The proposed 20-A may be acceptable to the loyalists of former President Rajapaksa, who cannot contest another presidential election. If the executive presidency was abolished, he could seek a popular mandate to be the PM cum Head of State, and the question of the JO having to field a presidential candidate wouldn’t arise in such an eventuality. But, the question is whether such an arrangement will go down well with the presidential hopefuls in the JO and the Sri Lanka Podujana Peramuna. Although the prospect of Mahinda becoming the head of state will not be to their liking, they cannot raise objections, for obvious reasons. But they can protest against the 20-A, and try to derail it.
It will be interesting to know PM Wickremesinghe’s position on the JVP’s move to abolish the executive presidency. One sees no reason why he should oppose it, given the problems the next presidential contest are bound to throw up for him and his party.
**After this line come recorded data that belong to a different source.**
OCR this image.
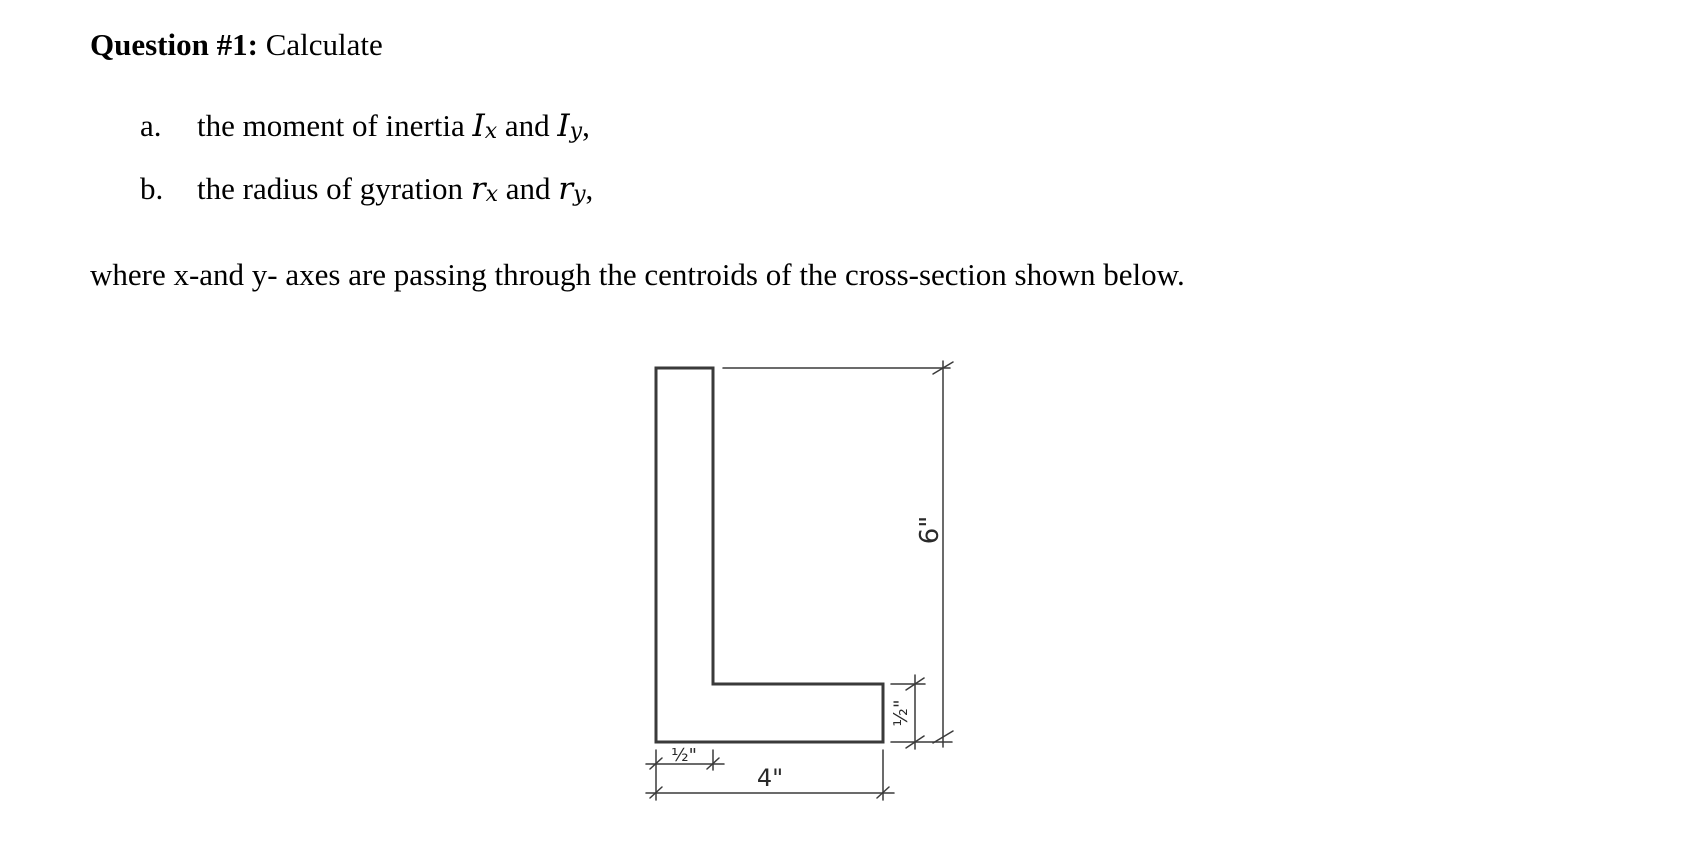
Question #1: Calculate
a. the moment of inertia $I_x$ and $I_y$,
b. the radius of gyration $r_x$ and $r_y$,
where x-and y- axes are passing through the centroids of the cross-section shown below.
6"
½"
½"
4"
The 20-A may not be acceptable to President Sirisena, for his party, the SLFP, cannot win a general election on its own, and the chances of the UNP coalescing with it at parliamentary polls are zero. But his objections will be irrelevant if the JO and the UNP are really desirous of abolishing the executive presidency, because they have between them enough numbers in Parliament to muster a two-thirds majority for the Bill.